Dynamic programming is a computer programming technique where an algorithmic problem is first broken down into sub-problems, the results are saved, and then the sub-problems are optimized to find the overall solution — which usually has to do with finding the maximum and minimum range of the algorithmic query.
Richard Bellman was the one who came up with the idea for dynamic programming in the 1950s. It is a method of mathematical optimization as well as a methodology for computer programming. It applies to issues one can break down into either overlapping subproblems or optimum substructures.
When a more extensive set of equations is broken down into smaller groups of equations, overlapping subproblems are referred to as equations that reuse portions of the smaller equations several times to arrive at a solution.
On the other hand, optimum substructures locate the best solution to an issue, then build the solution that provides the best results overall. This is how they solve problems. When a vast issue is split down into its constituent parts, a computer will apply a mathematical algorithm to determine which elements have the most desirable solution. Then, it takes the solutions to the more minor problems and utilizes them to get the optimal solution to the initial, more involved issue.
This technique solves problems by breaking them into smaller, overlapping subproblems. The results are then stored in a table to be reused so the same problem will not have to be computed again.
For example, when using the dynamic programming technique to figure out all possible results from a set of numbers, the first time the results are calculated, they are saved and put into the equation later instead of being calculated again. So, when dealing with long, complicated equations and processes, it saves time and makes solutions faster by doing less work.

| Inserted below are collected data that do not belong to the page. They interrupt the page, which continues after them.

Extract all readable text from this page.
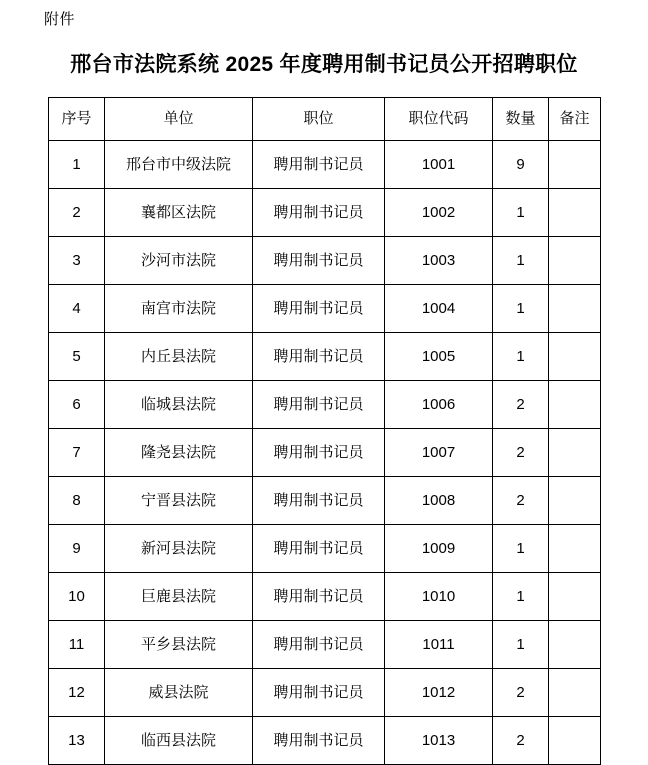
附件
邢台市法院系统 2025 年度聘用制书记员公开招聘职位
序号	单位	职位	职位代码	数量	备注
1	邢台市中级法院	聘用制书记员	1001	9	
2	襄都区法院	聘用制书记员	1002	1	
3	沙河市法院	聘用制书记员	1003	1	
4	南宫市法院	聘用制书记员	1004	1	
5	内丘县法院	聘用制书记员	1005	1	
6	临城县法院	聘用制书记员	1006	2	
7	隆尧县法院	聘用制书记员	1007	2	
8	宁晋县法院	聘用制书记员	1008	2	
9	新河县法院	聘用制书记员	1009	1	
10	巨鹿县法院	聘用制书记员	1010	1	
11	平乡县法院	聘用制书记员	1011	1	
12	威县法院	聘用制书记员	1012	2	
13	临西县法院	聘用制书记员	1013	2	
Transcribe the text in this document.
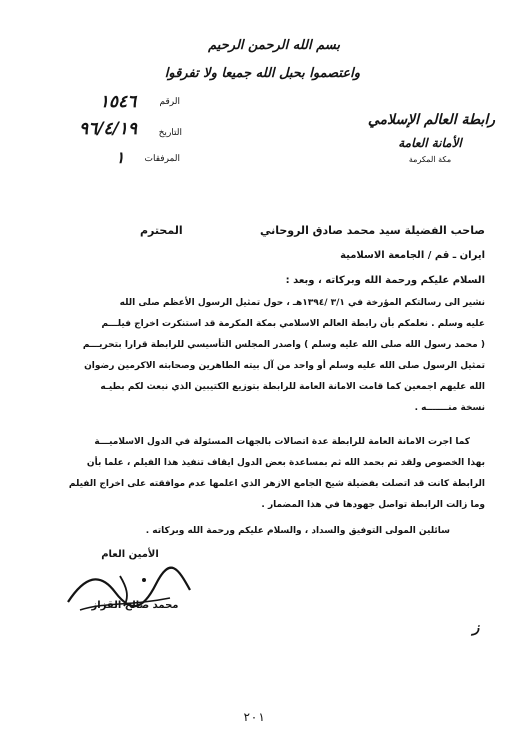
بسم الله الرحمن الرحيم
واعتصموا بحبل الله جميعا ولا تفرقوا
رابطة العالم الإسلامي
الأمانة العامة
مكة المكرمة
الرقم
١٥٤٦
التاريخ
٩٦/٤/١٩
المرفقات
١
صاحب الفضيلة سيد محمد صادق الروحاني
المحترم
ايران ـ قم / الجامعة الاسلامية
السلام عليكم ورحمة الله وبركاته ، وبعد :
نشير الى رسالتكم المؤرخة في ٣/١ /١٣٩٤هـ ، حول تمثيل الرسول الأعظم صلى الله
عليه وسلم . نعلمكم بأن رابطة العالم الاسلامي بمكة المكرمة قد استنكرت اخراج فيلـــم
( محمد رسول الله صلى الله عليه وسلم ) واصدر المجلس التأسيسي للرابطة قرارا بتحريـــم
تمثيل الرسول صلى الله عليه وسلم أو واحد من آل بيته الطاهرين وصحابته الاكرمين رضوان
الله عليهم اجمعين كما قامت الامانة العامة للرابطة بتوزيع الكتيبين الذي نبعث لكم بطيـه
نسخة منـــــــه .
كما اجرت الامانة العامة للرابطة عدة اتصالات بالجهات المسئولة في الدول الاسلاميـــة
بهذا الخصوص ولقد تم بحمد الله ثم بمساعدة بعض الدول ايقاف تنفيذ هذا الفيلم ، علما بأن
الرابطة كانت قد اتصلت بفضيلة شيخ الجامع الازهر الذي اعلمها عدم موافقته على اخراج الفيلم
وما زالت الرابطة تواصل جهودها في هذا المضمار .
سائلين المولى التوفيق والسداد ، والسلام عليكم ورحمة الله وبركاته .
الأمين العام
محمد صالح القزاز
ز
٢٠١
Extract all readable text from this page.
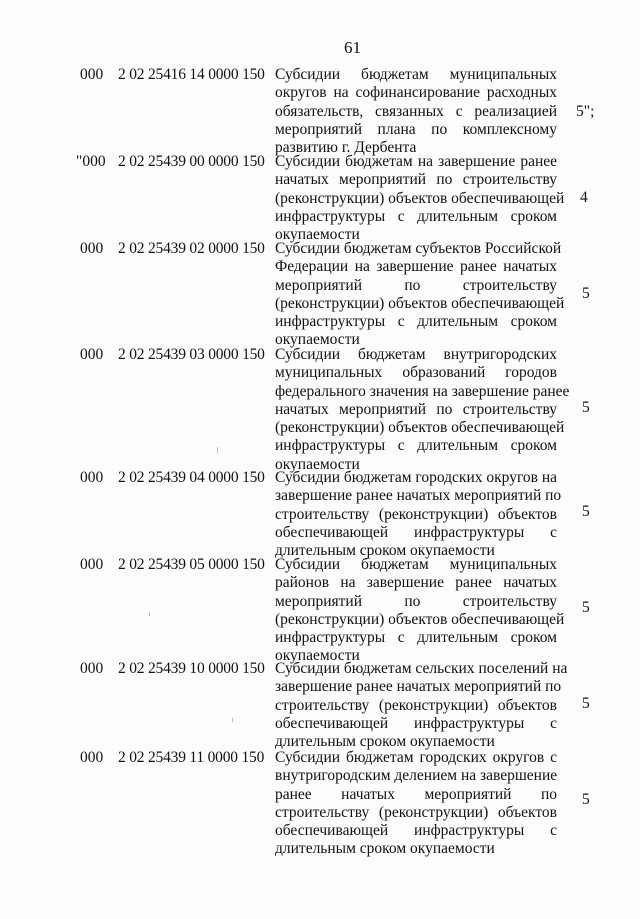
61
000 2 02 25416 14 0000 150 Субсидии бюджетам муниципальных
округов на софинансирование расходных
обязательств, связанных с реализацией
мероприятий плана по комплексному
развитию г. Дербента
5";
"000 2 02 25439 00 0000 150 Субсидии бюджетам на завершение ранее
начатых мероприятий по строительству
(реконструкции) объектов обеспечивающей
инфраструктуры с длительным сроком
окупаемости
4
000 2 02 25439 02 0000 150 Субсидии бюджетам субъектов Российской
Федерации на завершение ранее начатых
мероприятий по строительству
(реконструкции) объектов обеспечивающей
инфраструктуры с длительным сроком
окупаемости
5
000 2 02 25439 03 0000 150 Субсидии бюджетам внутригородских
муниципальных образований городов
федерального значения на завершение ранее
начатых мероприятий по строительству
(реконструкции) объектов обеспечивающей
инфраструктуры с длительным сроком
окупаемости
5
000 2 02 25439 04 0000 150 Субсидии бюджетам городских округов на
завершение ранее начатых мероприятий по
строительству (реконструкции) объектов
обеспечивающей инфраструктуры с
длительным сроком окупаемости
5
000 2 02 25439 05 0000 150 Субсидии бюджетам муниципальных
районов на завершение ранее начатых
мероприятий по строительству
(реконструкции) объектов обеспечивающей
инфраструктуры с длительным сроком
окупаемости
5
000 2 02 25439 10 0000 150 Субсидии бюджетам сельских поселений на
завершение ранее начатых мероприятий по
строительству (реконструкции) объектов
обеспечивающей инфраструктуры с
длительным сроком окупаемости
5
000 2 02 25439 11 0000 150 Субсидии бюджетам городских округов с
внутригородским делением на завершение
ранее начатых мероприятий по
строительству (реконструкции) объектов
обеспечивающей инфраструктуры с
длительным сроком окупаемости
5
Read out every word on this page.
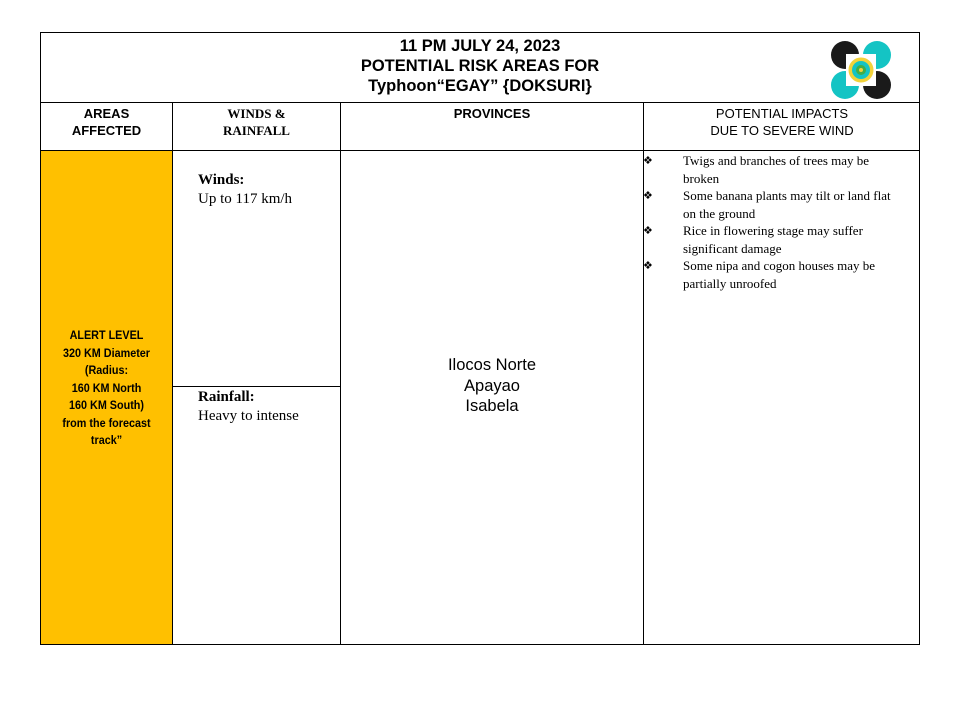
11 PM JULY 24, 2023
POTENTIAL RISK AREAS FOR
Typhoon“EGAY” {DOKSURI}
AREAS
AFFECTED
WINDS &
RAINFALL
PROVINCES	POTENTIAL IMPACTS
DUE TO SEVERE WIND
ALERT LEVEL
320 KM Diameter
(Radius:
160 KM North
160 KM South)
from the forecast
track”
Winds:
Up to 117 km/h
Rainfall:
Heavy to intense
Ilocos Norte
Apayao
Isabela
❖ Twigs and branches of trees may be
broken
❖ Some banana plants may tilt or land flat
on the ground
❖ Rice in flowering stage may suffer
significant damage
❖ Some nipa and cogon houses may be
partially unroofed
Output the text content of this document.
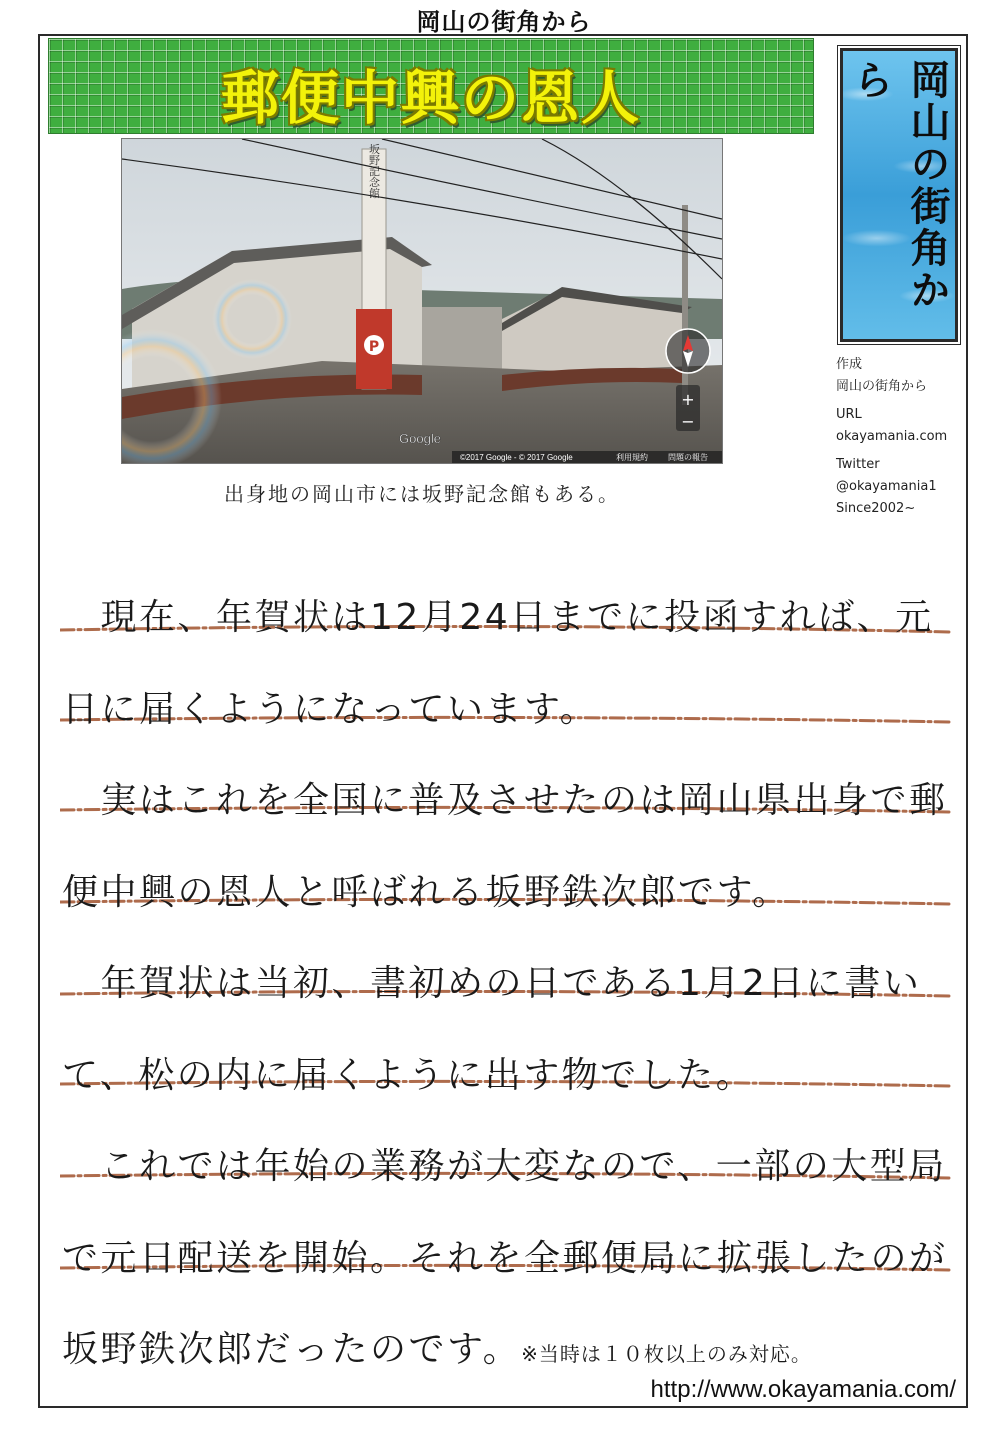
岡山の街角から
郵便中興の恩人	岡山の街角から
坂野記念館
P
+
−
Google
©2017 Google - © 2017 Google	利用規約	問題の報告
出身地の岡山市には坂野記念館もある。
作成
岡山の街角から
URL
okayamania.com
Twitter
@okayamania1
Since2002~

　現在、年賀状は12月24日までに投函すれば、元日に届くようになっています。

　実はこれを全国に普及させたのは岡山県出身で郵便中興の恩人と呼ばれる坂野鉄次郎です。

　年賀状は当初、書初めの日である1月2日に書いて、松の内に届くように出す物でした。

　これでは年始の業務が大変なので、一部の大型局で元日配送を開始。それを全郵便局に拡張したのが坂野鉄次郎だったのです。※当時は１０枚以上のみ対応。

http://www.okayamania.com/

The dynamic programming algorithm tries to find the shortest way to a solution when solving a problem. It does this by going from the top down or the bottom up. The top-down method solves equations by breaking them into smaller ones and reusing the answers when needed. The bottom-up approach solves equations by breaking them up into smaller ones, then tries to solve the equation with the smallest mathematical value, and then works its way up to the equation with the biggest value.
Using dynamic programming to solve problems is more effective than just trying things until they work. But it only helps with problems that one can break up into smaller equations that will be used again at some point.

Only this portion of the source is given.